Only the most hardcore curmudgeon hasn’t made a sensitive data transaction via the Internet. Did you file your taxes electronically? Ever buy a plane ticket? What about ordering up a car from Uber? We send tons of private information to and from multiple web and app services via unsecure networks every day. The good news is your sensitive data—password, credit card, health and financial details—are encrypted in transit courtesy of transport layer security or TLS. This keeps prying eyes at bay. The bad news is, unscrupulous attackers have a direct conduit to your PC with a stealthy way to plant malware right on the endpoint. For the most part, organizations are not equipped to “look inside” TLS to identify and stop malware. The endpoint is often the last and only line of defense against malware infiltration, which is why effective endpoint controls are so important.
The progenitor of TLS was SSL, developed in 1994 by Netscape as a protocol to promote data privacy. Though encrypted communications are commonly referred to as “SSL,” today it’s mostly TLS at work under the hood. These technologies, which employ a combination of asymmetric and symmetric keying coupled with various hashing techniques, are a major cornerstone of the Internet economy because they enable secure commerce.

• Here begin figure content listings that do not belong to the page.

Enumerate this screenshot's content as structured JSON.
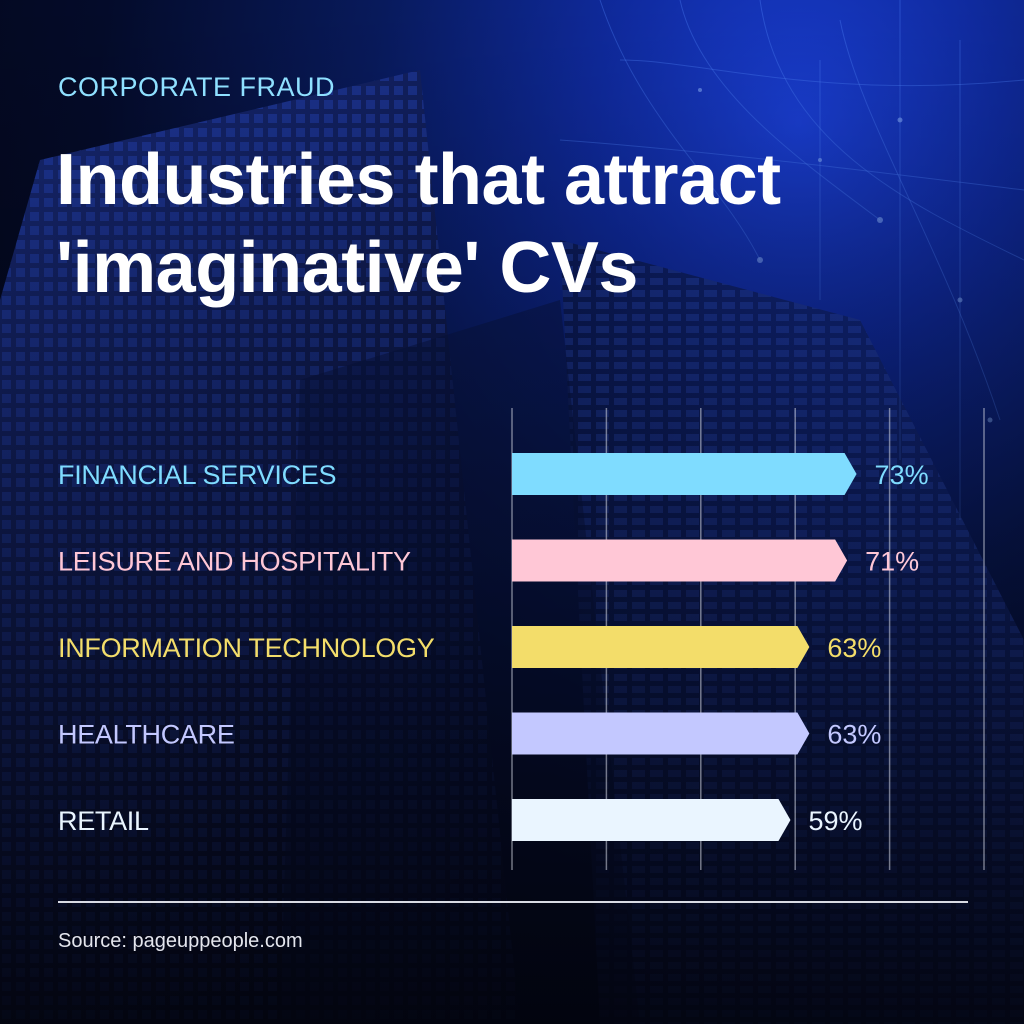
{
  "header": {
    "kicker": "CORPORATE FRAUD",
    "title_line1": "Industries that attract",
    "title_line2": "'imaginative' CVs"
  },
  "footer": {
    "source": "Source: pageuppeople.com"
  },
  "colors": {
    "background": "#05060f",
    "kicker": "#8fe0ff",
    "gridline": "#cfd3e0"
  },
  "chart_data": {
    "type": "bar",
    "orientation": "horizontal",
    "categories": [
      "FINANCIAL SERVICES",
      "LEISURE AND HOSPITALITY",
      "INFORMATION TECHNOLOGY",
      "HEALTHCARE",
      "RETAIL"
    ],
    "values": [
      73,
      71,
      63,
      63,
      59
    ],
    "value_labels": [
      "73%",
      "71%",
      "63%",
      "63%",
      "59%"
    ],
    "bar_colors": [
      "#7fdcff",
      "#ffc7d6",
      "#f3dd6a",
      "#c3c8ff",
      "#eaf5ff"
    ],
    "xlim": [
      0,
      100
    ],
    "grid": true,
    "legend": "none",
    "title": "Industries that attract 'imaginative' CVs",
    "xlabel": "",
    "ylabel": ""
  }
}
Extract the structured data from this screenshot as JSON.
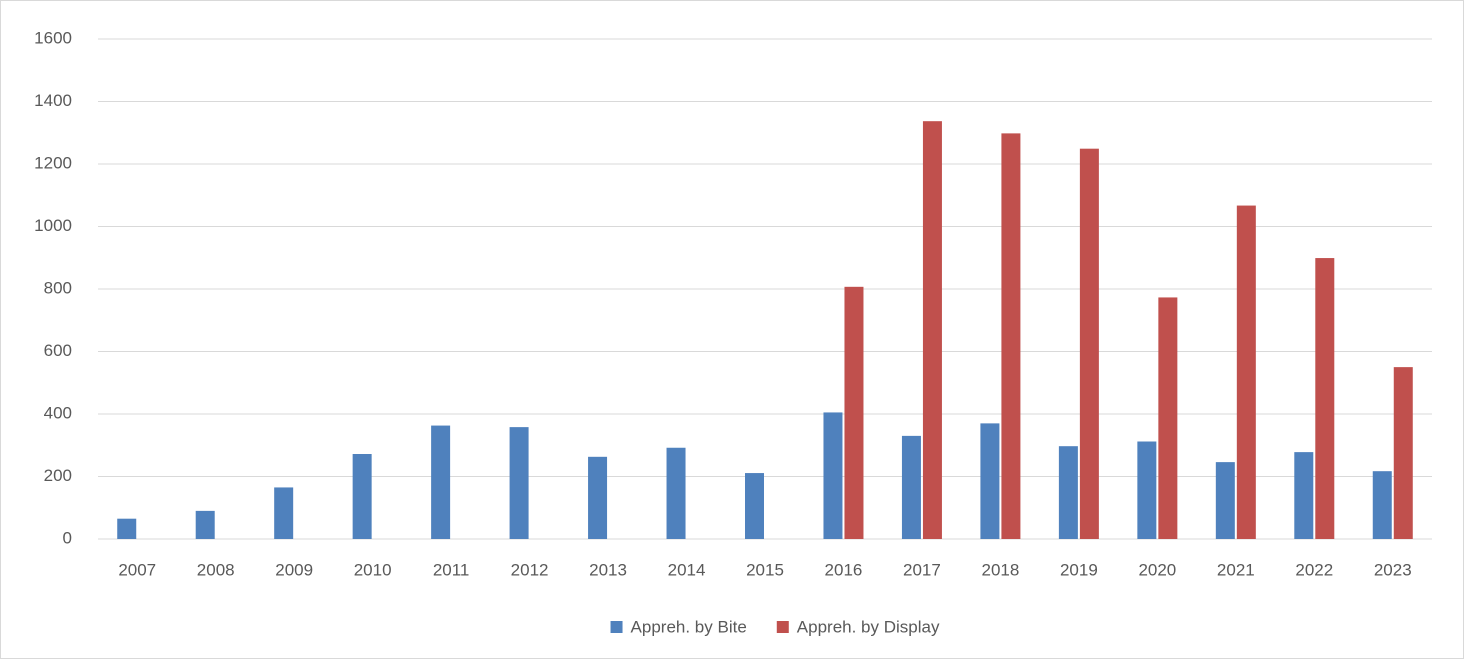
{
  "chart_data": {
    "type": "bar",
    "categories": [
      "2007",
      "2008",
      "2009",
      "2010",
      "2011",
      "2012",
      "2013",
      "2014",
      "2015",
      "2016",
      "2017",
      "2018",
      "2019",
      "2020",
      "2021",
      "2022",
      "2023"
    ],
    "series": [
      {
        "name": "Appreh. by Bite",
        "color": "#4f81bd",
        "values": [
          65,
          90,
          165,
          272,
          363,
          358,
          263,
          292,
          211,
          405,
          330,
          370,
          297,
          312,
          246,
          278,
          217
        ]
      },
      {
        "name": "Appreh. by Display",
        "color": "#c0504d",
        "values": [
          null,
          null,
          null,
          null,
          null,
          null,
          null,
          null,
          null,
          807,
          1337,
          1298,
          1249,
          773,
          1067,
          899,
          550
        ]
      }
    ],
    "ylim": [
      0,
      1600
    ],
    "yticks": [
      0,
      200,
      400,
      600,
      800,
      1000,
      1200,
      1400,
      1600
    ],
    "grid": true,
    "legend": "bottom"
  }
}
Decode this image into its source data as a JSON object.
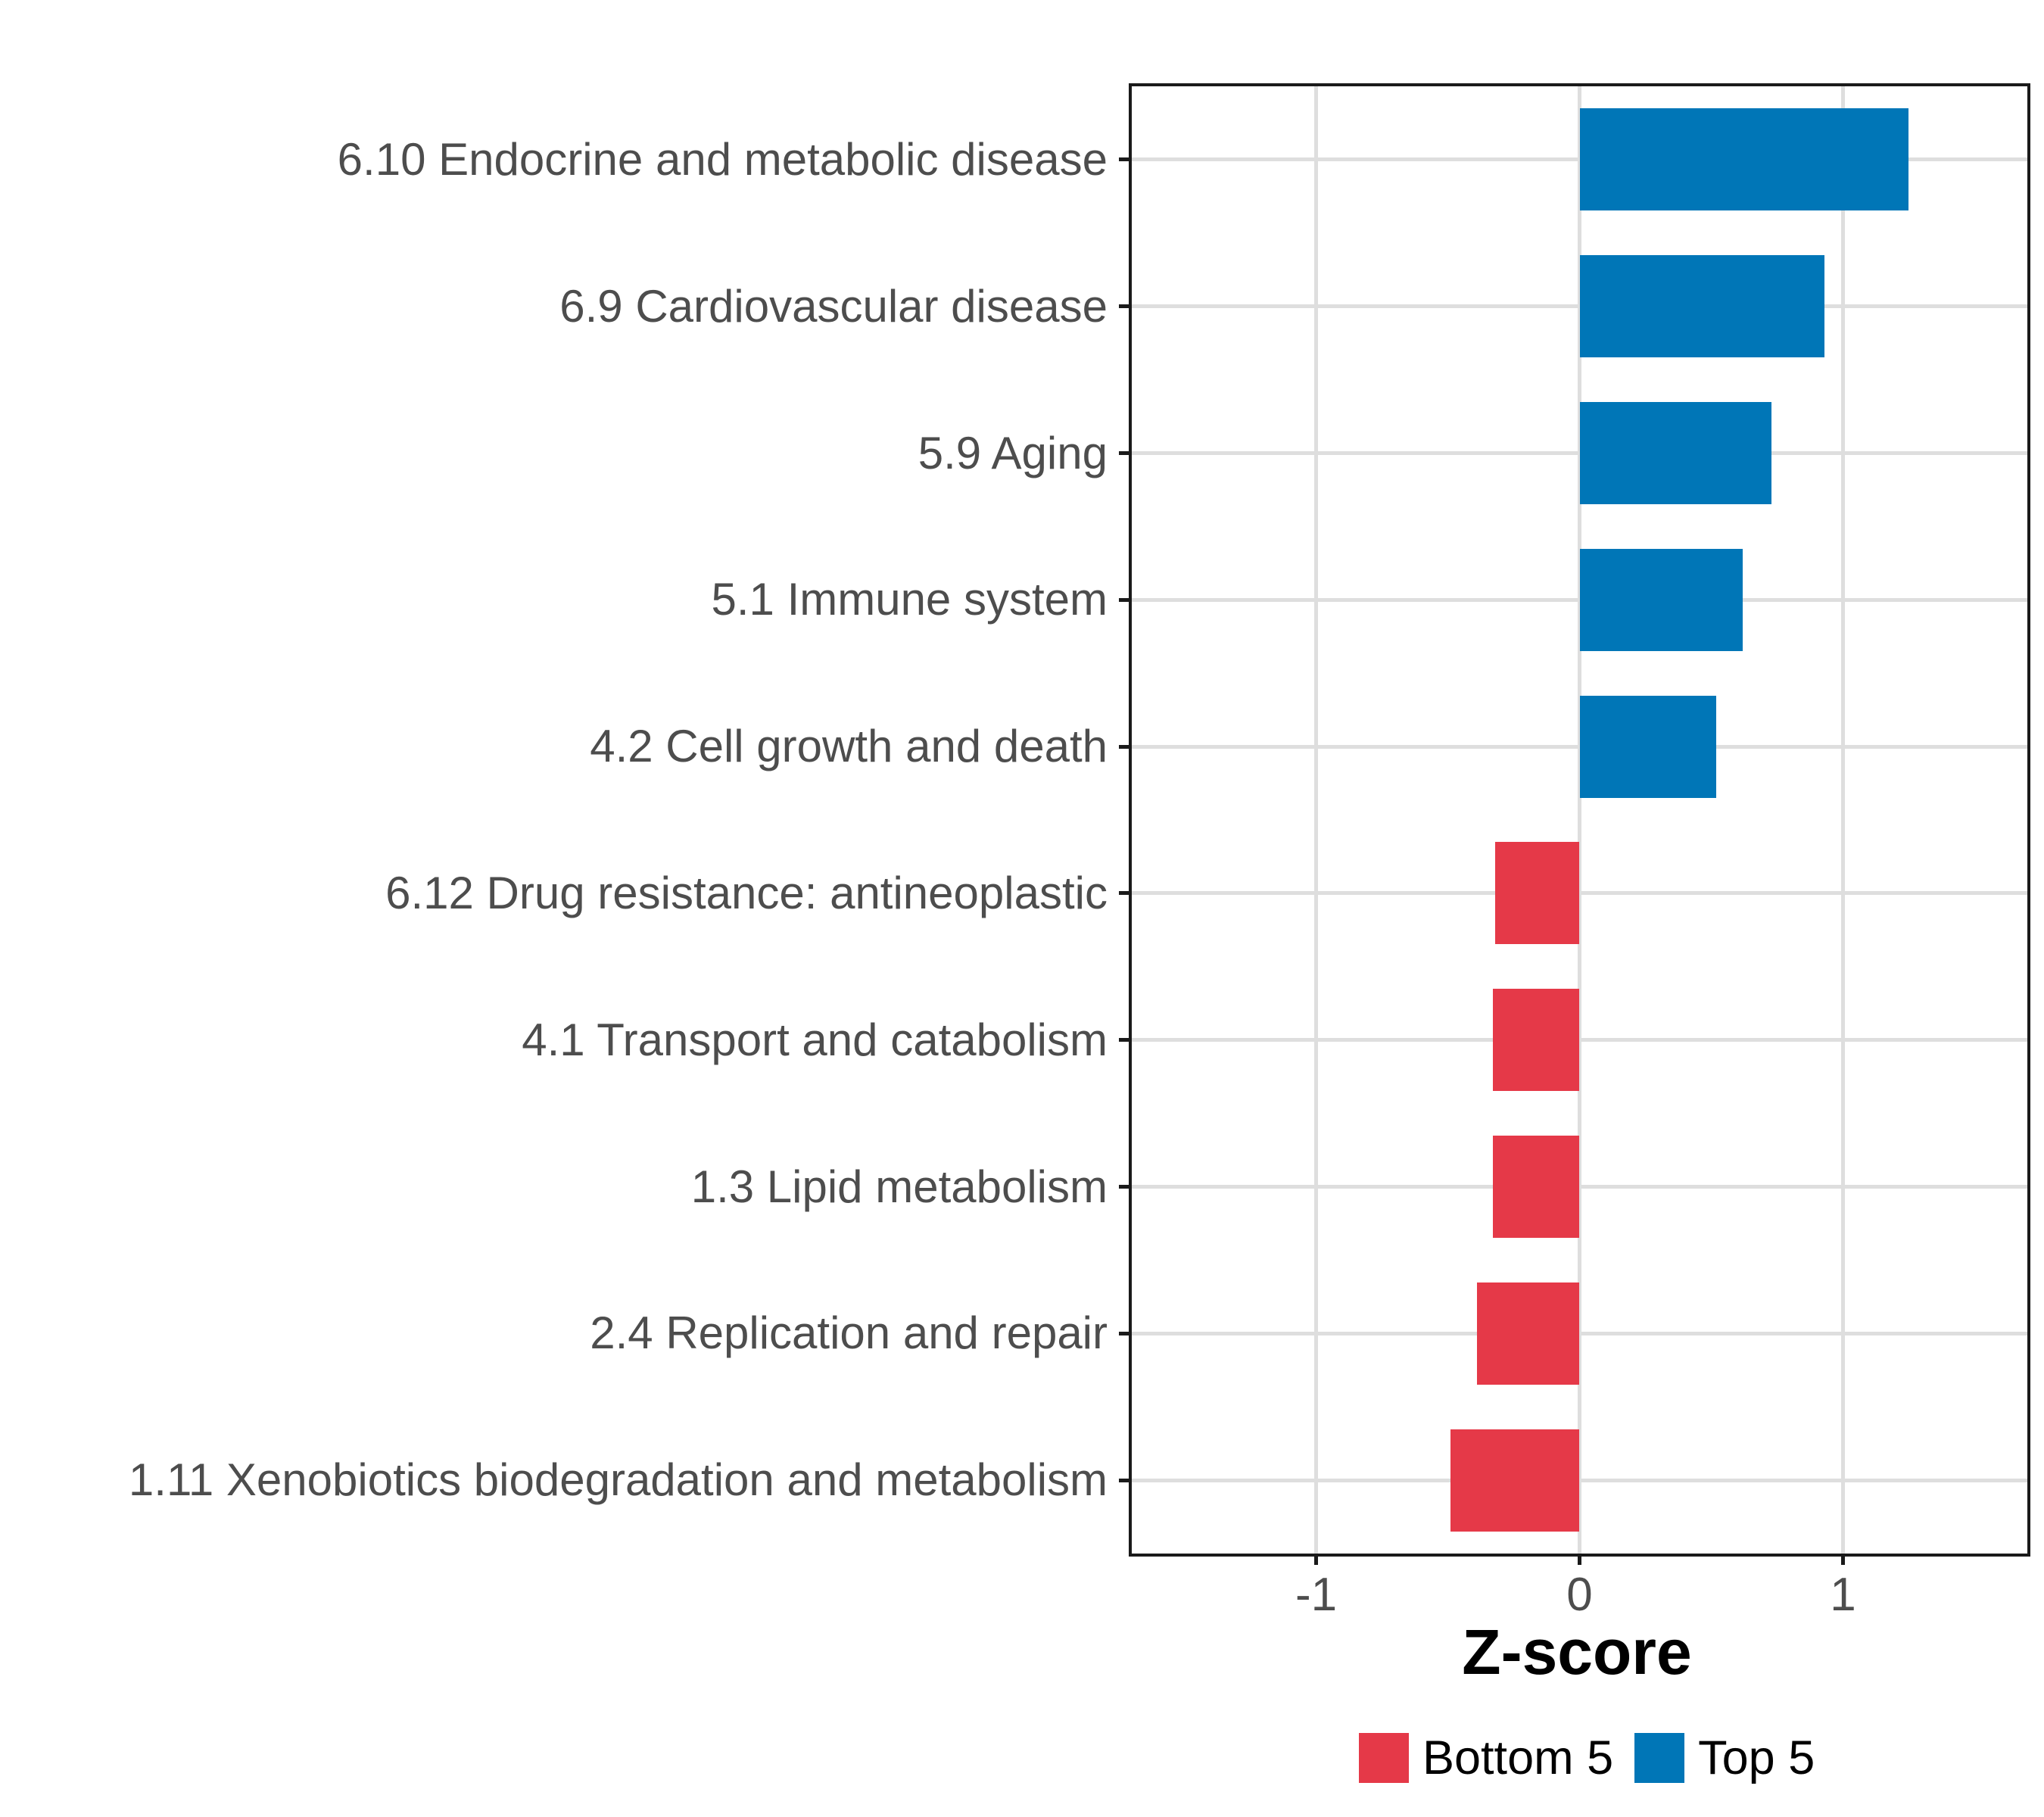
{
  "chart_data": {
    "type": "bar",
    "orientation": "horizontal",
    "title": "",
    "xlabel": "Z-score",
    "ylabel": "",
    "categories": [
      "6.10 Endocrine and metabolic disease",
      "6.9 Cardiovascular disease",
      "5.9 Aging",
      "5.1 Immune system",
      "4.2 Cell growth and death",
      "6.12 Drug resistance: antineoplastic",
      "4.1 Transport and catabolism",
      "1.3 Lipid metabolism",
      "2.4 Replication and repair",
      "1.11 Xenobiotics biodegradation and metabolism"
    ],
    "values": [
      1.25,
      0.93,
      0.73,
      0.62,
      0.52,
      -0.32,
      -0.33,
      -0.33,
      -0.39,
      -0.49
    ],
    "groups": [
      "Top 5",
      "Top 5",
      "Top 5",
      "Top 5",
      "Top 5",
      "Bottom 5",
      "Bottom 5",
      "Bottom 5",
      "Bottom 5",
      "Bottom 5"
    ],
    "x_ticks": [
      {
        "label": "-1",
        "value": -1
      },
      {
        "label": "0",
        "value": 0
      },
      {
        "label": "1",
        "value": 1
      }
    ],
    "xlim": [
      -1.7,
      1.7
    ],
    "grid": true,
    "legend": {
      "position": "bottom",
      "entries": [
        {
          "label": "Bottom 5",
          "color": "#E53948"
        },
        {
          "label": "Top 5",
          "color": "#0076B7"
        }
      ]
    },
    "colors": {
      "bottom5": "#E53948",
      "top5": "#0076B7",
      "grid": "#DEDEDE",
      "panel_border": "#1A1A1A",
      "axis_text": "#4D4D4D",
      "axis_title": "#000000"
    }
  }
}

I like to think of encrypted communications as a garden hose from me to a service. Let’s say I’m paying for an Amazon purchase and I’ve just submitted my credit card info. As the data flows through intermediate hops between Amazon and me, network operators can observe the hose but they don’t know exactly what’s traveling through it. What’s inside is anyone’s guess because conventional network monitoring is blind to the encrypted contents. SSL’s use is growing dramatically as the default protocol for plain old web surfing and apps. Though Internet-wide hard numbers are difficult to obtain, anecdotally it accounts for about 65 percent of traffic in large environments.
Attackers have found ways to crack keys and play man-in-the-middle for the purpose of stealing your data. For defenders, tech evolution is necessary to stem the effects of these subversive tactics. Therefore SSL/TLS has evolved to become stronger and less susceptible to exploitation through seven versions.
Another notable trend is use of longer crypto keys to making cracking more difficult. The major search engines have already moved to computationally intensive 2048-bit and 4096-bit ciphers. The evolution of TLS lends itself to higher trust levels. The hose has thicker armor.
But what’s inside that armor is the thing that can put your data at risk. TLS keeps communications private while potentially delivering malware directly to your endpoint. Yin and yang.
Previously I mentioned conventional network monitoring. What about SSL decrypt technologies? Why not simply split apart the flows, look inside for nasty bits then send them on their way? This is a great idea but it’s fraught with two main non-starters: 1) problems with scalability and 2) the fact that signatures are dead.
Firstly, SSL/TLS decrypt requires dedicated equipment to perform at scale. For example, one familiar name in next-gen firewalls can absolutely do SSL decrypt right out of the box. However, if you look at the fine print, when doing SSL decrypt on their $80,000 firewall, performance drops from 10 gigabits per second (Gbps) to around 1 Gbps (10 percent of max—an anemic number) and that is with 1024-bit SSL ciphers. As SSL graduates to harder-to-crack 2048-bit and higher, these boxes won’t keep up, especially as SSL grows as a percentage of your overall traffic. Maybe SSL is 50 percent today, but it’ll be 65 percent next year and 75 percent the year after. Other approaches to peeking inside of SSL can include hardware optimized proxies and load balancers, but this all gets expensive very quickly, especially since it will only identify some previously known malware or exploits inside of SSL.
Secondly, according to the 2015 Verizon DBIR report, 70 to 90 percent of malware samples are unique to a single organization. This means using signature-based and reputation-based sources to identify malware is highly ineffective. Therefore cracking open SSL is an exercise in futility because what you’re looking for is probably not on your signature list.
At Cylance, we believe that there is a better way. By letting your endpoints be your distributed analysis and auto-quarantine platform we can identify nastyware right at the endpoint right where the decryption is meant to happen. Our math-based approach identifies both known and unknown malware, including the Trojan that was just created a moment ago. Your office users will thank you because you don’t break their SSL apps. Your mobile users enjoy protection even if they aren’t in the office behind your now more simplified security stack. The CFO will shout with joy at reduced costs. The CIO and CISO will love the reduced risk.
Grant Moerschel is a solutions engineer with Cylance.